Both reports recognize the importance of using the correct household-level data in the studies. Household-level data provides a more granular and accurate look at adoption trends while avoiding the zip-code level bias (i.e. extensive income variations within zip codes) that many “solar adoption” reports have utilized in the past. The LBNL report builds upon the GTM Research study by taking an even wider geographical scope, surveying 13 states of which this data is available for a majority of the market. The results clearly show a trend towards the adoption of solar by moderate-income households. If you look at Figure 2, the median income for PV adopters has declined from $100k in 2010 to $87k in 2016, while the income gap between PV adopters and owner-occupied households (“OO-HHs”) has dropped from 27% to 10% during that same time. LBNL notes in the report that the four highest-income states (CA, CT, DC and MA) have even reached “income party,” that the median income of OO-HHs is at or below the median income of PV adopters.

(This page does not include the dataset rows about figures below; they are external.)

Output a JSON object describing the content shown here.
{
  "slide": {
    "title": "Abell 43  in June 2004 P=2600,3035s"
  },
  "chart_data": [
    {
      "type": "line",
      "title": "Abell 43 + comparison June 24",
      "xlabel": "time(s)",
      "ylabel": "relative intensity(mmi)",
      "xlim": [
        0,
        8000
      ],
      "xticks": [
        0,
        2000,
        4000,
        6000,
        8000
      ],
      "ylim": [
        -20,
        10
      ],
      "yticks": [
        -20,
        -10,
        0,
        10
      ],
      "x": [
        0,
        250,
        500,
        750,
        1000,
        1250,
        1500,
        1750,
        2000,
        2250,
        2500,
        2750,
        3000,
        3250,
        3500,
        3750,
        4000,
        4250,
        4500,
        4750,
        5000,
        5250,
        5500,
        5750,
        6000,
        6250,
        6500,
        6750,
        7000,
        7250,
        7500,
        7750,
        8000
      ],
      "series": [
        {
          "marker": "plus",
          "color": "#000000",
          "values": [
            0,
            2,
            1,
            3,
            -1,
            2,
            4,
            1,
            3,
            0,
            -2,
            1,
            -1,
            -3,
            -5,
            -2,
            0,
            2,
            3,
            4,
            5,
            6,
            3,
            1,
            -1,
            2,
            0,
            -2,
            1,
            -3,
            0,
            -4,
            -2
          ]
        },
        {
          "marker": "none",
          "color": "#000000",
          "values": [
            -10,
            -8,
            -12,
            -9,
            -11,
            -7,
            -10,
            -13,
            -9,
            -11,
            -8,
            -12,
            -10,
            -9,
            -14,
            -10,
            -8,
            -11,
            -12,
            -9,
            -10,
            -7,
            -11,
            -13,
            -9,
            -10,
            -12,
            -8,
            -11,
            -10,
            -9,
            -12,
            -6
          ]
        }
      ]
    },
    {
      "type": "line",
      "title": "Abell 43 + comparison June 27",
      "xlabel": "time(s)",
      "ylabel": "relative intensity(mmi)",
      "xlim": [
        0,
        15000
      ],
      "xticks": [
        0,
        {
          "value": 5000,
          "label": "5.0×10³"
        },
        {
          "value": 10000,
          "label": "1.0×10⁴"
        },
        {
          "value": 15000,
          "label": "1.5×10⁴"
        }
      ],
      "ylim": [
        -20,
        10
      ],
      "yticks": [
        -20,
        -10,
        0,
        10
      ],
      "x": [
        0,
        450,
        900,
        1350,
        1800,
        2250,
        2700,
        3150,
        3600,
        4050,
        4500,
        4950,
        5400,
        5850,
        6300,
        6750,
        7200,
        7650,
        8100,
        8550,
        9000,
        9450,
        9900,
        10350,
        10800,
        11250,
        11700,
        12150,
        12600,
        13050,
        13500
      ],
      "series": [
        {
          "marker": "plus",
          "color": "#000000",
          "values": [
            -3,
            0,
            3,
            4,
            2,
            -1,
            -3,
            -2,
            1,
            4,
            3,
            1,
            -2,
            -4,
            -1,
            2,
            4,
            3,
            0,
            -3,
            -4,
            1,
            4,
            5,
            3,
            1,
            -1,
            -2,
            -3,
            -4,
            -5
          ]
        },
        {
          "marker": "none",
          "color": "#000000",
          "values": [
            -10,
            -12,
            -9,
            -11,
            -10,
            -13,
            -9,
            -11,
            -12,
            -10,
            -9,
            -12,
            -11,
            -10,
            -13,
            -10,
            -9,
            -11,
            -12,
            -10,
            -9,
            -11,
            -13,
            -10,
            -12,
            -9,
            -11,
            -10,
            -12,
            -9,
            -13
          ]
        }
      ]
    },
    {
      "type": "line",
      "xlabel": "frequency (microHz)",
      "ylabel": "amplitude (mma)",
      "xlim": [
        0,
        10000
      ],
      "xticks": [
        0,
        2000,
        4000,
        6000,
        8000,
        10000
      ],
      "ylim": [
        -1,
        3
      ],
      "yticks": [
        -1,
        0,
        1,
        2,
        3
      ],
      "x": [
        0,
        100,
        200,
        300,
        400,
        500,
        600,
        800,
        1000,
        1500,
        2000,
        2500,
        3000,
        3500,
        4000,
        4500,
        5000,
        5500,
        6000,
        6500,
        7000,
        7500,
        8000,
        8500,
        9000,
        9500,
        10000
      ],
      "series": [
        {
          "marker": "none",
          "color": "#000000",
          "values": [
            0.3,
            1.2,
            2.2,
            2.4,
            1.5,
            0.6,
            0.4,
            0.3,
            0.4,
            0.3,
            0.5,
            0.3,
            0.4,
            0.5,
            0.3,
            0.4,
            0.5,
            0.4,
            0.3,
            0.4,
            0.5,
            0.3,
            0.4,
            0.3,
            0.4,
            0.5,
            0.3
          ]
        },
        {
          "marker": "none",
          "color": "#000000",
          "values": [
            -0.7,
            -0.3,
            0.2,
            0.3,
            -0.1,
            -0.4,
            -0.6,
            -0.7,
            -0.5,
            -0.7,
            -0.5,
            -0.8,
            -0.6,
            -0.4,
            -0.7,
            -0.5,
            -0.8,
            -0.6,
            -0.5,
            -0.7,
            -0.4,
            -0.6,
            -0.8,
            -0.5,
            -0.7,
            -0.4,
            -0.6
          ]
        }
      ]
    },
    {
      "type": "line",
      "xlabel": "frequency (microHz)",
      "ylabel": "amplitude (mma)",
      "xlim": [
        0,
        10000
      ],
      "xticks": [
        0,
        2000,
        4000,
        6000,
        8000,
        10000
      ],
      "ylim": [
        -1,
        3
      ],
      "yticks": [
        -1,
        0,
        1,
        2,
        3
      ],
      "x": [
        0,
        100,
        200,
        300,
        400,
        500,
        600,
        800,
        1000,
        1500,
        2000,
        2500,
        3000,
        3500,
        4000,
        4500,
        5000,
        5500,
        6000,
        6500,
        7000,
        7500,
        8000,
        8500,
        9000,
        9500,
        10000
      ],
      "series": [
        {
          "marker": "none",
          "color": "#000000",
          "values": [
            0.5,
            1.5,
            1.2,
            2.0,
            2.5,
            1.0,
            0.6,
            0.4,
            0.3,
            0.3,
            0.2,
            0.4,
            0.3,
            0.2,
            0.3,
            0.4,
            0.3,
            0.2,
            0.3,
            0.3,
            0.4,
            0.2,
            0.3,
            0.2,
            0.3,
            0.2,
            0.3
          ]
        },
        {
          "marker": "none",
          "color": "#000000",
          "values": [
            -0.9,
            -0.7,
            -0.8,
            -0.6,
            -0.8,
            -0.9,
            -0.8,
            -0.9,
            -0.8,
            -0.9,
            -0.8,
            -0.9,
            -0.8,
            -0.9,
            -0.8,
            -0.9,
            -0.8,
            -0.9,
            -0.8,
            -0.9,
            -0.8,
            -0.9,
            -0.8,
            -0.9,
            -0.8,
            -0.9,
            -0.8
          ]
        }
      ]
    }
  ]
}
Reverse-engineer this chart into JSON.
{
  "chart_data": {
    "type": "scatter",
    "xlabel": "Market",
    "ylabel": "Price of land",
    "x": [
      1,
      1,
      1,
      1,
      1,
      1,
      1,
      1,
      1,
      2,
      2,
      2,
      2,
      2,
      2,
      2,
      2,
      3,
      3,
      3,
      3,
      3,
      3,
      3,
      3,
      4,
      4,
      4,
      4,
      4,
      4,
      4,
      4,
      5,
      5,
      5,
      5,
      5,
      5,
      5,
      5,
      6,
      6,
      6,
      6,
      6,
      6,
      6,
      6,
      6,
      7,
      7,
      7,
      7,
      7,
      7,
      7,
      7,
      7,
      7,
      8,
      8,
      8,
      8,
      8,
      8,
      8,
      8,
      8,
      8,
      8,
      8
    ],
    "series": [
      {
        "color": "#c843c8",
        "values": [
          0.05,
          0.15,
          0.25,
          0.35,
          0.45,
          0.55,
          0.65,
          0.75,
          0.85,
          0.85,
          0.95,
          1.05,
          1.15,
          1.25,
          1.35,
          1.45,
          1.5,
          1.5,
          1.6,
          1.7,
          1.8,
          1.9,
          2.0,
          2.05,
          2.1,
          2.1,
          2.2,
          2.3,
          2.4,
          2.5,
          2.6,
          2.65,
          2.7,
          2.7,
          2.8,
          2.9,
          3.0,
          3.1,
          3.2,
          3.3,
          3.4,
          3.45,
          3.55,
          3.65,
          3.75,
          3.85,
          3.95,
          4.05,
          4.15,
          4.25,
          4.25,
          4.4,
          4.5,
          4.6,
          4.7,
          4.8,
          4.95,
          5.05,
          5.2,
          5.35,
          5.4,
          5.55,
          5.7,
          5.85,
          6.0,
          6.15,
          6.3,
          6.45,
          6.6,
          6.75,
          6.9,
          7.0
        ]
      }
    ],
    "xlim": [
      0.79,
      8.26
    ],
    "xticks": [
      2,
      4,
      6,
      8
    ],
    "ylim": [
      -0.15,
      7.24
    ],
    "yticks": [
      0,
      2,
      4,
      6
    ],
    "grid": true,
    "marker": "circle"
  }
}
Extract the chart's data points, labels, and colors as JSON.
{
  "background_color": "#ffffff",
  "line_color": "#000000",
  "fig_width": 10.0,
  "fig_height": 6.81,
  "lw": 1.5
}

What is driving this trend towards PV adoption by moderate income households? LBNL offers a few ideas: The declining cost of PV solar, efforts by public institutions and solar firms to target low-to-moderate income (“LMI”) customers, third-party ownership models, and a general maturation of the market coupled with customer awareness. Yet, further measures can be taken to close the gap between PV adoption and income and secure more equitable access to the residential solar market.
The LBNL report highlights a few key elements that can be addressed:
Finding: Home-ownership, which correlates with higher income, drives differences in PV adoption among income groups. Recommendation: Solar policy needs to address the split-incentive issue to accommodate for renters and those living in multi-family buildings.
Finding: LMI households have a higher rate of third-party ownership of their residential PV systems. Recommendation: State policy should allow lease providers to take advantage of and pass along ownership incentives to LMI customers.
Finding: Residential PV system size is notably smaller for LMI households. Recommendation: Rate structures must be designed to recognize the value of solar to the grid and not simply incentivize higher electricity consumption.
It should also be noted that participation in a community shared solar project provides an avenue for LMI customers to obtain the benefits of solar without needing a rooftop system. Therefore, state policy should support regulations that promote development of community-based solar.
The Pace Energy and Climate Center is currently working on all of these issues in the Value of Distributed Energy Resources proceeding in New York State. The Center also continues to advocate for solar policy that serves LMI customers with written testimony submitted throughout the country in regulatory and rate-case proceedings.